Remote Dev Environment Utopia? A Couple of Years With Github Codespaces.
Ah, the remote development environment, it's been sort of a holy grail for me since I was introduced to the idea around the time that nitrous.io was popular. For one reason or another, it never quite worked out: it was either slow, buggy, hard to access, expensive, whatever. I'd pursue it in bursts, giving up on it periodically, only to renew the chase some years later.
Enter GitHub Codespaces in 2020, the code hosting juggernaut's answer to the problem. If anyone could swing it, it had to be Microsoft, right? I took the plunge, and even though they delivered, after two years, I'm out. Here's why:
- Speed: With both network latency and shared resources going against you, it's never going to be as fast as running on the metal in front of you. One of the reasons it matters, especially in workflows that are heavy on the edit-save-refresh cycle (which is basically most workflows), is that Next.js is supposed to be fast-compiling, and it mostly is, but it's hamstrung when it lives on a remote machine because of the network gap in between.
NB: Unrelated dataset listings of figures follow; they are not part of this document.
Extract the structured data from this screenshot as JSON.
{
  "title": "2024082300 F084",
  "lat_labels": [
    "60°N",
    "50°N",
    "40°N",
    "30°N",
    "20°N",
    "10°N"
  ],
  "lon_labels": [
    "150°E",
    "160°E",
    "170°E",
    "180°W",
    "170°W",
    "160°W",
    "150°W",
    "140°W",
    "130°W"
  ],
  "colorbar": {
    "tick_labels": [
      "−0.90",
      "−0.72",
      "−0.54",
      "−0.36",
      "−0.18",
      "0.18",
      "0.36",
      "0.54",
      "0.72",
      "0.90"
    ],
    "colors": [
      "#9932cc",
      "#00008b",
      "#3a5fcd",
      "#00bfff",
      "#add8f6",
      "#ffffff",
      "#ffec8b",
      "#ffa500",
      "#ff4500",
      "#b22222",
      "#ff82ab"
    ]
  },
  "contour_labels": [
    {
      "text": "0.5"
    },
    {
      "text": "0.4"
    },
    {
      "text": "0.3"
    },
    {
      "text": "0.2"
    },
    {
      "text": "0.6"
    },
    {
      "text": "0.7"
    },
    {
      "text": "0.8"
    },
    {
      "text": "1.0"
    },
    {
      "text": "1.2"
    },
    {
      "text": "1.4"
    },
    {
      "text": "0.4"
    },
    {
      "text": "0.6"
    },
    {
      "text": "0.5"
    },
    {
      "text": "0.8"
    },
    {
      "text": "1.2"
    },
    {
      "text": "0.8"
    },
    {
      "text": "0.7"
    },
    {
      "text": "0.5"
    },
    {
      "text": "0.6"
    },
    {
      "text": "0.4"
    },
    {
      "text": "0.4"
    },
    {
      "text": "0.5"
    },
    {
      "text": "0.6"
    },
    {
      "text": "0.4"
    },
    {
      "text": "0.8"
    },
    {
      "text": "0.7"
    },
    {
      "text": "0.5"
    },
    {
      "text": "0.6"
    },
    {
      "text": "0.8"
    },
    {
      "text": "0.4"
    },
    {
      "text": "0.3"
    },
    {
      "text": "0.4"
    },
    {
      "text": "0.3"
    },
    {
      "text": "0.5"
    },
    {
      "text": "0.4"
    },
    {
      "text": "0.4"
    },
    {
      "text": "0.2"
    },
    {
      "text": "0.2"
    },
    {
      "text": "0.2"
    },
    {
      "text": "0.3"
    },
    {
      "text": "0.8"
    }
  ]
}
It takes a bit for the response with the refresh to get to you.
- Blackouts: Periodic dropouts of the connection. I'm running on FiOS 1 gig, to my knowledge one of the better networks in the country. Still, occasionally you'd get shut out for no apparent reason. And sometimes it's not easy to get back in.
- Errors: Especially when you start to go custom with Docker and Docker Compose (which is going to be in most projects around for long enough), your container build will error out, and it can be nearly impossible to track down the reason why.
- Hardware-Specific Workflows: Now, this isn't a problem specific to Codespaces, but I include it here because it's the reason why I started to explore going back to local development. In certain workflows where you'd like to take advantage of the GPU sitting in front of you, with remote development there's no way I know of to forward your GPU to the remote environment (duh?). Actually, I found out that even if I went to local development with Docker, being on an M3 Mac, I was still out of luck (the support from host to container is either NVIDIA or AMD only; no Metal).
- Learning Curve: I'm not going to be able to recall specifics, but I had a hell of a time setting up and getting used to Codespaces, with the caveat being that I was rolling a custom Docker image. Of course, that could've been the problem: even when you're good at Docker, it can be a hell of a job.
At the end of the day, despite these gotchas, I'd still say my experience with GH Codespaces was the best I've ever had with a remote development environment. It just wasn't for me anymore, right now. Putting a premium on speed of iteration and leveraging fancy new hardware for ML workflows puts me off the Codespaces bandwagon for now.